Fayula est sacrifié et personne n’accorde du poids à ses revendications. A l’ONU, une décision est prise d’accepter les résultats pour préserver la paix, avec l’espoir de travailler au fil des cinq prochaines années pour assurer aux congolais de meilleures élections en 2023. Joseph Kabila s’en sort bien pour le moment et réussit à faire adhérer Tshisekedi à un plan visant à gouverner le pays collégialement. Aux yeux de l’opinion, il est clair que Kabila s’est offert Tshisekedi pour préserver ses intérêts. Mais tout le monde accorde le bénéfice du doute à Felix Tshisekedi: c’est un congolais, il finira par le comprendre et prendra ses responsabilités. Surtout, comme le pense une source onusienne, une fois que tu as porté la toge du Président de la République, personne ne pourra te l’arracher.
Le destin de Kabila et les siens tournent vite avec l’immixtion des américains qui tentent à tout prix de reprendre les mines congolaises et bouter dehors les chinois qui ont acheté la plupart des mines stratégiques du pays.
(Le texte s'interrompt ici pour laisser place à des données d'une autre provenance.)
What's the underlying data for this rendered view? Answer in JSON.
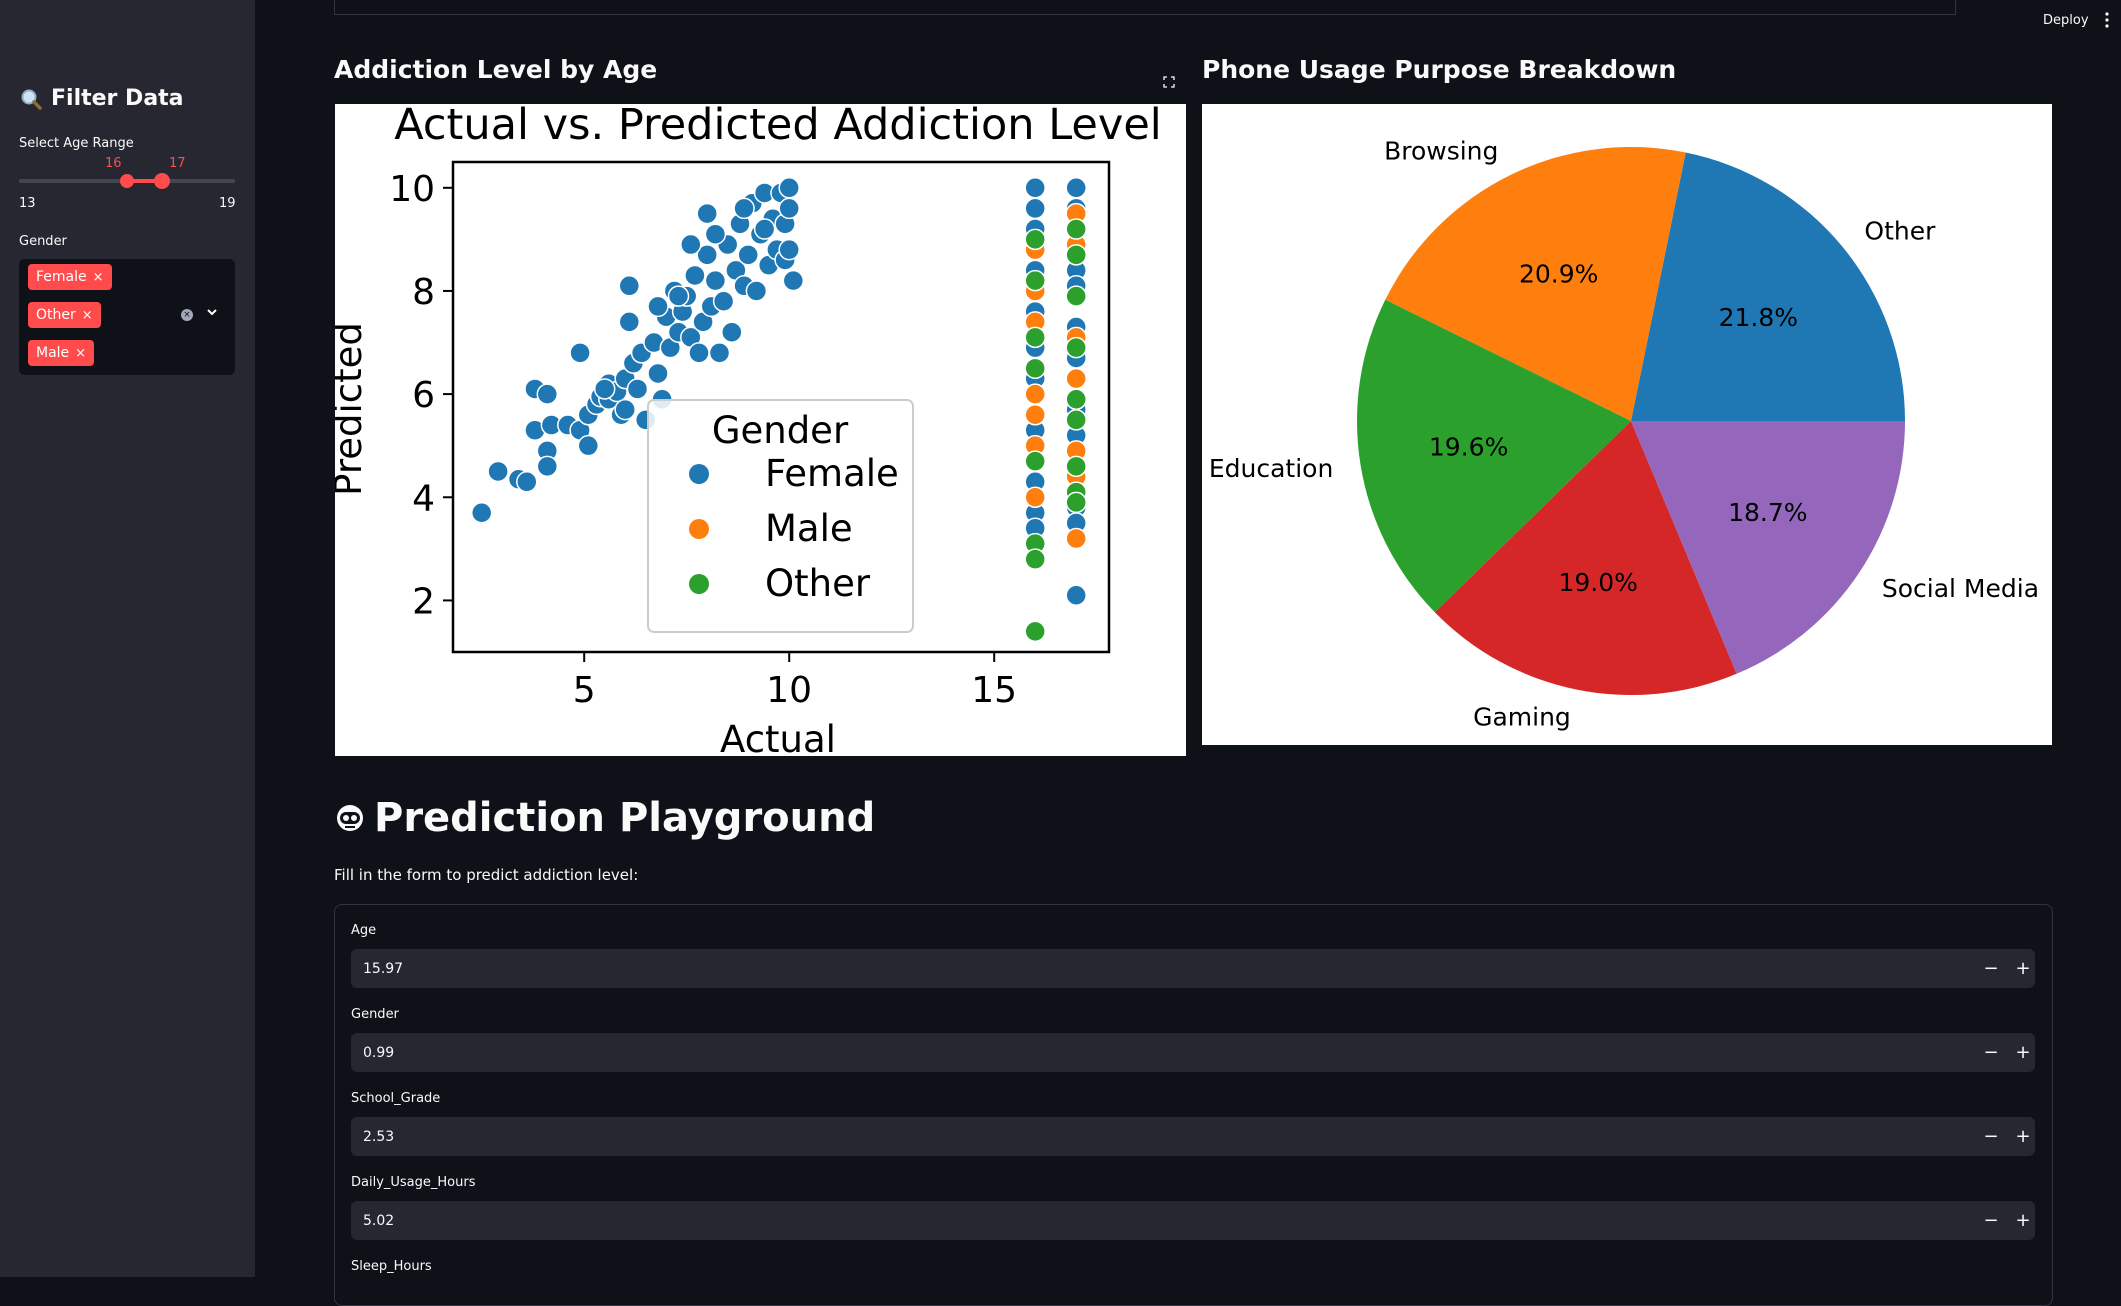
{
  "sidebar": {
    "title": "Filter Data",
    "age_label": "Select Age Range",
    "age_min": "13",
    "age_max": "19",
    "age_low": "16",
    "age_high": "17",
    "gender_label": "Gender",
    "gender_chips": [
      "Female",
      "Other",
      "Male"
    ],
    "chip_remove_glyph": "×"
  },
  "header": {
    "deploy": "Deploy"
  },
  "main": {
    "left_heading": "Addiction Level by Age",
    "right_heading": "Phone Usage Purpose Breakdown",
    "playground_title": "Prediction Playground",
    "playground_caption": "Fill in the form to predict addiction level:",
    "fields": [
      {
        "label": "Age",
        "value": "15.97"
      },
      {
        "label": "Gender",
        "value": "0.99"
      },
      {
        "label": "School_Grade",
        "value": "2.53"
      },
      {
        "label": "Daily_Usage_Hours",
        "value": "5.02"
      },
      {
        "label": "Sleep_Hours",
        "value": ""
      }
    ],
    "minus": "−",
    "plus": "+"
  },
  "colors": {
    "accent": "#ff4b4b",
    "bg": "#0e1117",
    "sidebar_bg": "#262730",
    "female": "#1f77b4",
    "male": "#ff7f0e",
    "other": "#2ca02c"
  },
  "chart_data": [
    {
      "type": "scatter",
      "title": "Actual vs. Predicted Addiction Level",
      "xlabel": "Actual",
      "ylabel": "Predicted",
      "xlim": [
        1.8,
        17.8
      ],
      "ylim": [
        1.0,
        10.5
      ],
      "xticks": [
        5,
        10,
        15
      ],
      "yticks": [
        2,
        4,
        6,
        8,
        10
      ],
      "legend": {
        "title": "Gender",
        "placement": "lower-center",
        "entries": [
          "Female",
          "Male",
          "Other"
        ]
      },
      "series": [
        {
          "name": "Female",
          "points": [
            [
              2.5,
              3.7
            ],
            [
              2.9,
              4.5
            ],
            [
              3.4,
              4.35
            ],
            [
              3.6,
              4.3
            ],
            [
              3.8,
              5.3
            ],
            [
              3.8,
              6.1
            ],
            [
              4.1,
              6.0
            ],
            [
              4.1,
              4.9
            ],
            [
              4.1,
              4.6
            ],
            [
              4.2,
              5.4
            ],
            [
              4.6,
              5.4
            ],
            [
              4.9,
              5.3
            ],
            [
              5.1,
              5.6
            ],
            [
              5.1,
              5.0
            ],
            [
              5.3,
              5.8
            ],
            [
              5.4,
              5.95
            ],
            [
              5.6,
              5.9
            ],
            [
              5.6,
              6.2
            ],
            [
              5.8,
              6.05
            ],
            [
              5.9,
              5.6
            ],
            [
              6.0,
              6.3
            ],
            [
              6.1,
              7.4
            ],
            [
              6.3,
              6.1
            ],
            [
              6.5,
              5.5
            ],
            [
              6.2,
              6.6
            ],
            [
              6.1,
              8.1
            ],
            [
              6.4,
              6.8
            ],
            [
              6.7,
              7.0
            ],
            [
              6.8,
              6.4
            ],
            [
              6.9,
              5.9
            ],
            [
              7.0,
              7.5
            ],
            [
              7.1,
              6.9
            ],
            [
              7.2,
              8.0
            ],
            [
              7.3,
              7.2
            ],
            [
              7.4,
              7.6
            ],
            [
              7.5,
              7.9
            ],
            [
              7.6,
              7.1
            ],
            [
              7.7,
              8.3
            ],
            [
              7.8,
              6.8
            ],
            [
              7.9,
              7.4
            ],
            [
              8.0,
              8.7
            ],
            [
              8.0,
              9.5
            ],
            [
              8.1,
              7.7
            ],
            [
              8.2,
              8.2
            ],
            [
              8.3,
              6.8
            ],
            [
              8.4,
              7.8
            ],
            [
              8.5,
              8.9
            ],
            [
              8.6,
              7.2
            ],
            [
              8.7,
              8.4
            ],
            [
              8.8,
              9.3
            ],
            [
              8.9,
              8.1
            ],
            [
              9.0,
              8.7
            ],
            [
              9.1,
              9.7
            ],
            [
              9.2,
              8.0
            ],
            [
              9.3,
              9.1
            ],
            [
              9.4,
              9.9
            ],
            [
              9.5,
              8.5
            ],
            [
              9.6,
              9.4
            ],
            [
              9.7,
              8.8
            ],
            [
              9.8,
              9.9
            ],
            [
              9.9,
              9.3
            ],
            [
              10.0,
              10.0
            ],
            [
              10.1,
              8.2
            ],
            [
              10.0,
              9.6
            ],
            [
              9.9,
              8.6
            ],
            [
              8.2,
              9.1
            ],
            [
              7.6,
              8.9
            ],
            [
              6.0,
              5.7
            ],
            [
              4.9,
              6.8
            ],
            [
              5.5,
              6.1
            ],
            [
              9.4,
              9.2
            ],
            [
              8.9,
              9.6
            ],
            [
              10.0,
              8.8
            ],
            [
              7.3,
              7.9
            ],
            [
              6.8,
              7.7
            ],
            [
              16,
              10.0
            ],
            [
              16,
              9.6
            ],
            [
              16,
              9.2
            ],
            [
              16,
              8.4
            ],
            [
              16,
              7.6
            ],
            [
              16,
              6.9
            ],
            [
              16,
              6.3
            ],
            [
              16,
              5.3
            ],
            [
              16,
              4.3
            ],
            [
              16,
              3.7
            ],
            [
              16,
              3.4
            ],
            [
              17,
              10.0
            ],
            [
              17,
              9.6
            ],
            [
              17,
              8.4
            ],
            [
              17,
              8.1
            ],
            [
              17,
              7.3
            ],
            [
              17,
              6.7
            ],
            [
              17,
              5.7
            ],
            [
              17,
              5.2
            ],
            [
              17,
              3.8
            ],
            [
              17,
              3.5
            ],
            [
              17,
              2.1
            ]
          ]
        },
        {
          "name": "Male",
          "points": [
            [
              16,
              8.8
            ],
            [
              16,
              8.0
            ],
            [
              16,
              7.4
            ],
            [
              16,
              6.0
            ],
            [
              16,
              5.6
            ],
            [
              16,
              5.0
            ],
            [
              16,
              4.0
            ],
            [
              17,
              9.5
            ],
            [
              17,
              8.9
            ],
            [
              17,
              7.1
            ],
            [
              17,
              6.3
            ],
            [
              17,
              4.9
            ],
            [
              17,
              4.4
            ],
            [
              17,
              3.2
            ]
          ]
        },
        {
          "name": "Other",
          "points": [
            [
              16,
              9.0
            ],
            [
              16,
              8.2
            ],
            [
              16,
              7.1
            ],
            [
              16,
              6.5
            ],
            [
              16,
              4.7
            ],
            [
              16,
              3.1
            ],
            [
              16,
              2.8
            ],
            [
              16,
              1.4
            ],
            [
              17,
              9.2
            ],
            [
              17,
              8.7
            ],
            [
              17,
              7.9
            ],
            [
              17,
              6.9
            ],
            [
              17,
              5.9
            ],
            [
              17,
              5.5
            ],
            [
              17,
              4.6
            ],
            [
              17,
              4.1
            ],
            [
              17,
              3.9
            ]
          ]
        }
      ]
    },
    {
      "type": "pie",
      "title": "",
      "start_angle_deg": 0,
      "direction": "counterclockwise",
      "slices": [
        {
          "label": "Other",
          "value": 21.8,
          "pct": "21.8%",
          "color": "#1f77b4"
        },
        {
          "label": "Browsing",
          "value": 20.9,
          "pct": "20.9%",
          "color": "#ff7f0e"
        },
        {
          "label": "Education",
          "value": 19.6,
          "pct": "19.6%",
          "color": "#2ca02c"
        },
        {
          "label": "Gaming",
          "value": 19.0,
          "pct": "19.0%",
          "color": "#d62728"
        },
        {
          "label": "Social Media",
          "value": 18.7,
          "pct": "18.7%",
          "color": "#9467bd"
        }
      ]
    }
  ]
}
Felix est conduit à violer l’accord avec Kabila moyennant des garanties sécuritaires de gérer Kabila en cas de problème. Kabila venait de perdre la manche et il le sait déjà. Mais il ne dira pas son dernier mot. Dans ses contacts politiques, Kabila affirme que sa plus grosse erreur est d’avoir accepter de quitter le pouvoir et de rendre le pouvoir à Tshisekedi. Les tensions montent. Les proches de Joseph Kabila multiplient les avertissements de déstabilisation du pays en cas de rupture de l’accord du pouvoir. Il y aura des rébellions partout, cite une source. Des tentatives initiales de mettre la main sur Joseph Kabila telle que la plainte des avocats canadiens à la cpi contre Kabila, est perçue comme étant une tentative du pouvoir de le faire taire. Il s’est réfugié à Kashamata avant de rejoindre la Namibie. La toute puissance de Tshisekedi passe mal.
Aujourd’hui, la RDC est à la croisée de son destin avec des groupes armées réactivés dans tout le pays. La perte de pans importants de son territoire aux mains de groupes tels que le M23 soutenu par le Rwanda et auquel se sont alliés des proches de Joseph Kabila dont Corneille Nangaa. La nouvelle coalition militaire menée par Nangaa menace de déloger Tshisekedi du pouvoir avec la promesse de réparer une injustice et une erreur stratégique sciemment commises en 2018.